Intel® High Level Synthesis Compiler Pro Edition: Reference Manual

ID 683349
Date 4/01/2024
Public
Document Table of Contents

6. Loops in Components

The Intel® HLS Compiler Pro Edition attempts to pipeline loops to maximize throughput of the various components that you define.

Loop Pipelining

Pipelining loops enables the Intel® HLS Compiler Pro Edition to execute subsequent iterations of a loop in a pipeline-parallel fashion. Pipeline-parallel execution means that multiple iterations of the loop, at different points in their executions, are executing at the same time. Because all stages of the loop are always active, pipelining loops helps maximize usage of the generated hardware. This loop pipelining is similar to the hardware pipelining described in Intel HLS Compiler Hardware Model.
Figure 11. Pipelined loop with three stages and four iterationsIn this figure, one stage is the logic that runs during one clock cycle.


There are some cases where pipelining is not possible at all. In other cases, a new iteration of the loop cannot start until N cycles after the previous iteration.

The number of cycles for which a loop iteration must wait before it can start is called the initiation interval (II) of the loop. This loop pipelining status is captured in the high level design report (report.html). In general, an II of 1 is desirable.

A common case where II > 1 is when a part of the loop depends in some way on the results of the previous iteration of the same loop. The circuit must wait for these loop-carried dependencies to be resolved before starting a new iteration of the loop. These loop-carried dependencies are indicated in the optimization report.

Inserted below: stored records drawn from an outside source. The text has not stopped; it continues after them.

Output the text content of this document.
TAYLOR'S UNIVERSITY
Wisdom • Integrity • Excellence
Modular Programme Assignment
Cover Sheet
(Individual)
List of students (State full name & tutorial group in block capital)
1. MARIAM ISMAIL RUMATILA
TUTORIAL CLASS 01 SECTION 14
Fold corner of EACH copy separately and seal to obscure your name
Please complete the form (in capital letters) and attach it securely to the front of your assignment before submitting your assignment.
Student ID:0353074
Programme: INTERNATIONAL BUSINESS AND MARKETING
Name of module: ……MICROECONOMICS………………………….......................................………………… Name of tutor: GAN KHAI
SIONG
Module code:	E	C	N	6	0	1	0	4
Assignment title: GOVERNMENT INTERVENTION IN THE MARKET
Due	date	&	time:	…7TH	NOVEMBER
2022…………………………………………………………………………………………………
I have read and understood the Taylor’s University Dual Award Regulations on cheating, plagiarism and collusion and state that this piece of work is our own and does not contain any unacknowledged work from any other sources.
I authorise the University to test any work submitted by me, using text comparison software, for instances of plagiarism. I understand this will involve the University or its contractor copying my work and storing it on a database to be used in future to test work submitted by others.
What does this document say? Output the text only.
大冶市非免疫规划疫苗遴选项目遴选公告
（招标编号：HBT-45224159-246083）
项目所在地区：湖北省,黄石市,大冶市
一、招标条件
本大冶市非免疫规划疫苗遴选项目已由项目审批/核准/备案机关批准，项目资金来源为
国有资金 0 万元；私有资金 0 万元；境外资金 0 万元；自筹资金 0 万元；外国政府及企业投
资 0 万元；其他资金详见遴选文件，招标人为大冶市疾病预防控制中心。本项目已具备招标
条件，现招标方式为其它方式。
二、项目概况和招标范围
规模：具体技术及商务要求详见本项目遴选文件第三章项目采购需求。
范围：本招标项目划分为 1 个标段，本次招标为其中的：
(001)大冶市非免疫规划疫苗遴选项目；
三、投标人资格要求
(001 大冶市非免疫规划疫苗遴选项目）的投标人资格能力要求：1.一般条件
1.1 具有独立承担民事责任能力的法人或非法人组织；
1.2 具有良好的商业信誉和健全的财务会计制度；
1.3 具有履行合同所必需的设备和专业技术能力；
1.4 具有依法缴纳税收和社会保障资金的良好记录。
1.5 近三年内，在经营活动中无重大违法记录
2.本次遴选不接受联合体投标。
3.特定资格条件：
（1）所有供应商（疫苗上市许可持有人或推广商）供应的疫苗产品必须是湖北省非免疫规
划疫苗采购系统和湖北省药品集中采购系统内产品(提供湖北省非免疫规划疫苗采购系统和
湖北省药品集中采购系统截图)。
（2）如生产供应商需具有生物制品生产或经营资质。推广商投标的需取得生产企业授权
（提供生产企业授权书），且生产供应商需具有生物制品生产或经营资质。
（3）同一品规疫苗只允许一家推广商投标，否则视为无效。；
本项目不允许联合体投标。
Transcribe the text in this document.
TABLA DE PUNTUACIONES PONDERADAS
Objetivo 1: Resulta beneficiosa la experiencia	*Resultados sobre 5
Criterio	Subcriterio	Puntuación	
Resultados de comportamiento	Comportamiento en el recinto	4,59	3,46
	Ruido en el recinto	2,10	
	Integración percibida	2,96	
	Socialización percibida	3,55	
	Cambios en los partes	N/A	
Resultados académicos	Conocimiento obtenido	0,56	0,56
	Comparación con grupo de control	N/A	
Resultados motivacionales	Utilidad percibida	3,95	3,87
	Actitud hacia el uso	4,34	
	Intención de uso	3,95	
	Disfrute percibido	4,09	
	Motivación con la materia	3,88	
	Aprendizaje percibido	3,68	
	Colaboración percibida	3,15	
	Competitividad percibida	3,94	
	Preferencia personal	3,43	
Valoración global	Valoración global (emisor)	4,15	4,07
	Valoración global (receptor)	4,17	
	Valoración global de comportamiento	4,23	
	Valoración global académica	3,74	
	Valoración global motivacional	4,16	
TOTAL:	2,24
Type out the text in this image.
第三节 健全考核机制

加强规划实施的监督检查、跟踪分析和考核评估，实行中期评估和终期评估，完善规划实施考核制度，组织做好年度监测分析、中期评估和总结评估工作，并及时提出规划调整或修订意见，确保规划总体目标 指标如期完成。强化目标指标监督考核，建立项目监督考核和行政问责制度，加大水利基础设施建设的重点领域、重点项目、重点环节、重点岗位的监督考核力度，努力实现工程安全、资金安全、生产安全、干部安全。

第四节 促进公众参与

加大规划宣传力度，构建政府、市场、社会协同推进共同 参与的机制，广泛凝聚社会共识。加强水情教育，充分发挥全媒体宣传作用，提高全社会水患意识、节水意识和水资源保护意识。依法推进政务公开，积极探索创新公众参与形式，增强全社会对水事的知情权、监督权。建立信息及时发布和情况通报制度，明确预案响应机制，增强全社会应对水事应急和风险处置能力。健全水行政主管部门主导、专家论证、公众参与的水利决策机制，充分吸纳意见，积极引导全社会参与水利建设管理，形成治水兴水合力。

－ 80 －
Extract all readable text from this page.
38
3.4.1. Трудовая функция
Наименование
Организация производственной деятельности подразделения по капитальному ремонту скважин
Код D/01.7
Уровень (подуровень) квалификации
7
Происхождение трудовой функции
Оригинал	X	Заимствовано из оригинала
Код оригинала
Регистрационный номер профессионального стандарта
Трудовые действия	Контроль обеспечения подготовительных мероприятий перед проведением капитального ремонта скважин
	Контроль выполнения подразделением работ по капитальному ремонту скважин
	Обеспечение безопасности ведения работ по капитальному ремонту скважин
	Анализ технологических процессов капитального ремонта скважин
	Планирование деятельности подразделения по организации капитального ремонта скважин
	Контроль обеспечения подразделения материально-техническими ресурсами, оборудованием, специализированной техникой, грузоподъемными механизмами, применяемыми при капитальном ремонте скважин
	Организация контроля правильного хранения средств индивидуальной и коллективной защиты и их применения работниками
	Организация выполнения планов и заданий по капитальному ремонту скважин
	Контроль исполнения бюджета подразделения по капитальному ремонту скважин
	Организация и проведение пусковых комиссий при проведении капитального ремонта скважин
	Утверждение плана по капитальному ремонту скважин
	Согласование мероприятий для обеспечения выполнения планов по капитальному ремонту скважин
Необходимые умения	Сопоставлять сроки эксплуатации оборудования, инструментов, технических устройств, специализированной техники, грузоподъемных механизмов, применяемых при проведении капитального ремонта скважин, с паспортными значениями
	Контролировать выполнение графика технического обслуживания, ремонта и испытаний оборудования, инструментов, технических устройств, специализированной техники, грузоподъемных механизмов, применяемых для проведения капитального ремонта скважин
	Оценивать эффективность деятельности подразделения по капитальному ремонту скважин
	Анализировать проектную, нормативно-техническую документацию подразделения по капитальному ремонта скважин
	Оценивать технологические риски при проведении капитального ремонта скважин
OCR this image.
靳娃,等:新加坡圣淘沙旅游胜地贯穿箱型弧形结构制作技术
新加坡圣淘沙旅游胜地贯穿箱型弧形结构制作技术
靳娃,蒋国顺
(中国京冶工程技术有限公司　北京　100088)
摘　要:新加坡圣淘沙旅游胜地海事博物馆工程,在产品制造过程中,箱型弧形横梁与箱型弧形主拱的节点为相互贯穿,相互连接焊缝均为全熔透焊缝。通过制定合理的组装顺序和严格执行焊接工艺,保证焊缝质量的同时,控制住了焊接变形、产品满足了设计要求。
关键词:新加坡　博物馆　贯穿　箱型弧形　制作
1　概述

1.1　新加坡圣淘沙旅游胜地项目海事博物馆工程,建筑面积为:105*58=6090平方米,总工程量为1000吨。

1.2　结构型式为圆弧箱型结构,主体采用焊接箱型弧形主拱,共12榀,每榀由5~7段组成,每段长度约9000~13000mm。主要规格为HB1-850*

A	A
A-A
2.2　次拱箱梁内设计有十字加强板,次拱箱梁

In the case of nested loops, II > 1 for an outer loop is not considered a significant performance limiter if a critical inner loop carries out the majority of the work. One common performance limiter is if the HLS compiler cannot statically compute the trip count of an inner loop (for example, a variable inner loop trip count). Without a known trip count, the compiler cannot pipeline the outer loop.

For more information about loop pipelining, see Pipeline Loops in Intel® High Level Synthesis Compiler Best Practices Guide.

Compiler Pragmas Controlling Loop Pipelining

The Intel® HLS Compiler has several pragmas that you can specify in your code to control how the compiler pipelines your loops.

Most loop pragmas must immediately precede the loop that the pragma applies to. You cannot have a loop pragma before elements such as labels on loops. The following table shows examples of how to apply loop pragmas correctly.
Incorrect (produces a compile-time error) Correct
#pragma ivdep
TEST_LOOP: for(int idx = 0; idx < counter; idx++) {...}
TEST_LOOP:
#pragma ivdep
for(int idx = 0; idx < counter; idx++) {...}
Table 17.   Intel® HLS Compiler Pro Edition Loop Pragmas Summary
Pragma Description
disable_loop_pipelining Prevents compiler from pipelining a loop,
ii Forces a loop to have a loop initiation interval (II) of a specified value.
ivdep Ignores memory dependencies between iterations of this loop.
loop_coalesce Tries to fuse all loops nested within this loop into a single loop.
loop_fuse Directs the compiler to try and fuse pairs of adjacent loops.
max_concurrency Limits the number of iterations of a loop that can simultaneously execute at any time.
max_interleaving Controls whether iterations of a pipelined inner loop in a loop nest from one invocation of the inner loop can be interleaved in the component data pipeline with iterations from other invocations of the inner loop.
nofusion Prevents the annotated loop from being fused with adjacent loops.
speculated_iterations Specifies the number of clock cycles that a loop exit condition can take to compute.
unroll Unrolls the loop completely or by a number of times.

For a list of tutorials that demonstrate best practices to follow when implementing loops and using the loop pragmas in your component, see Loop Best Practices in Intel® High Level Synthesis Compiler Best Practices Guide.